Le relatrici hanno sviscerato il tema della violenza di genere, nella peculiare accezione della violenza assistita da parte dei minori, figli di donne vittime e uomini violenti, ponendo i partecipanti dinanzi al ritratto, altrettanto violento, dell’infanzia violata e maltrattata. Al primo impatto, l’effetto sortito è stato quello di un silenzio sconcertato e scosso, ma allo stesso tempo carico di empatia e di domande da porre.

Nella maggioranza dei casi il maltrattante è un uomo e chi subisce gli atti di violenza è in primo luogo la donna, resa incapace di raccogliere e soddisfare adeguatamente il disagio vissuto dai figli a causa dello stato di terrore cronico in cui la famiglia si trova sommersa. I minori restano così ai margini di un contesto già privo di sufficienti strumenti di tutela, sia giudiziaria che sociale, aggravato dall’incapacità dello Stato di sviluppare e attivare adeguati percorsi di aiuto e recupero.
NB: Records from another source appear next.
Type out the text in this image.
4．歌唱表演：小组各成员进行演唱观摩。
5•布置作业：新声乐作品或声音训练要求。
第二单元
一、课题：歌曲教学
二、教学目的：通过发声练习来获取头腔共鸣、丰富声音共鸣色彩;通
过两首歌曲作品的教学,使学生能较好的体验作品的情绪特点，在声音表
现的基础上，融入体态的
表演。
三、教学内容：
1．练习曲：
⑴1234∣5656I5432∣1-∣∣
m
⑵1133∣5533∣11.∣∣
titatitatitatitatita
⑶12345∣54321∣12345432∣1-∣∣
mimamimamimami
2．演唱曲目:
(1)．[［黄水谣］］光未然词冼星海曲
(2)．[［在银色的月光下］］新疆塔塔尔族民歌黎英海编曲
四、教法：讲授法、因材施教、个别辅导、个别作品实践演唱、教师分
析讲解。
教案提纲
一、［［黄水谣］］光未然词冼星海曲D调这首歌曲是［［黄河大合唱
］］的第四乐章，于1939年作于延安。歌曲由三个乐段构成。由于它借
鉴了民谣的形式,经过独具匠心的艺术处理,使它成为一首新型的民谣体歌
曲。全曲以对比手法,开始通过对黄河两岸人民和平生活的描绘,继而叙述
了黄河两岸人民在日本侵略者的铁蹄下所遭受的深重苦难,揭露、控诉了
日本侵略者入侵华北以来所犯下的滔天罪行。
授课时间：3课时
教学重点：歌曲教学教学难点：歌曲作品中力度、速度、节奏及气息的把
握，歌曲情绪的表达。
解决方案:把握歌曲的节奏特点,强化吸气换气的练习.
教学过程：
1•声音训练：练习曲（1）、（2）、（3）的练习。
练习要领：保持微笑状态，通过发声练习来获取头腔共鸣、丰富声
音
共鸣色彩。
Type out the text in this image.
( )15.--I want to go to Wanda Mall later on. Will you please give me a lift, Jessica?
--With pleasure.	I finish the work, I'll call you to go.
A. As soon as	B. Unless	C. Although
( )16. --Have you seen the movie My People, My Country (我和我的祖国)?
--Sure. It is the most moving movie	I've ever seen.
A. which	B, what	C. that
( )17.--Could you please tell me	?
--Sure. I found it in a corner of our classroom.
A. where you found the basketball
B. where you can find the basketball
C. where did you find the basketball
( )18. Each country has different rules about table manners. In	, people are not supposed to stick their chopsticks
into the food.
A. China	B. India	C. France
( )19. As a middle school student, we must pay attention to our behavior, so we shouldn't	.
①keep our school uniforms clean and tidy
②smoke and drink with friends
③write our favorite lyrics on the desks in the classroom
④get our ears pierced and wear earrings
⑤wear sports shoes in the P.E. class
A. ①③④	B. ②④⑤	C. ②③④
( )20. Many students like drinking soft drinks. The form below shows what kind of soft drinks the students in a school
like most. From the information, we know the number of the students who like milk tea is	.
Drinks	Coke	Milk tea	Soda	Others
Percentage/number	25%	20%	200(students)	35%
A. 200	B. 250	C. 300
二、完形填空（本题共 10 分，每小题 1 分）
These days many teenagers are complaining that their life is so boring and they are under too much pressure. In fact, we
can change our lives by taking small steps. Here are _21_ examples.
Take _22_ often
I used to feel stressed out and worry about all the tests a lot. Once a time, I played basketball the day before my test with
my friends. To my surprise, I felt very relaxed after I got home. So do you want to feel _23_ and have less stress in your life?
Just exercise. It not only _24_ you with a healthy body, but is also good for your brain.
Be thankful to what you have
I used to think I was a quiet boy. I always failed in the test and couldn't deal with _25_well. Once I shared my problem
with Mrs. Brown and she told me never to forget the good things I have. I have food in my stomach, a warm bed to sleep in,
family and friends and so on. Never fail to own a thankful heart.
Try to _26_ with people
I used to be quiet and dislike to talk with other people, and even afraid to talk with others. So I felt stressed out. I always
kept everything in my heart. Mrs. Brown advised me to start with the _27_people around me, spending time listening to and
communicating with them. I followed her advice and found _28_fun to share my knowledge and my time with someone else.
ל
Nel corso del ciclo, infatti, largo spazio ha trovato l’analisi delle carenze del sistema giudiziario e dei servizi sociali: sentenze precarie, emesse al termine di percorsi lunghi e estenuanti, inadeguate a fornire una risposta soddisfacente spesso a causa dell’insufficienza di prove a carico del maltrattante; servizi che a causa della combinazione di molteplici fattori (tra cui, in primis, la carenza di risorse economiche idonee) non sono sempre in grado di raccogliere il grido di aiuto nella sua interezza.

In tal senso, un ruolo importante è certamente rivestito dai Centri Anti-Violenza, in grado di accogliere nelle proprie strutture donne e bambini offrendo loro un sostegno legale e terapeutico e accompagnando la donna lungo un percorso che ha come obiettivo finale la riappropriazione del sé, meta che per essere raggiunta richiede anche la ricostruzione di un’autonomia lavorativa, principio riabilitativo di un rinnovato nucleo familiare.

Tanto resta ancora da fare, ma progetti come questo possiedono il merito di tenere alta l’attenzione della società civile e degli operatori sulle questioni più urgenti, offrendo al contempo utili strumenti di formazione.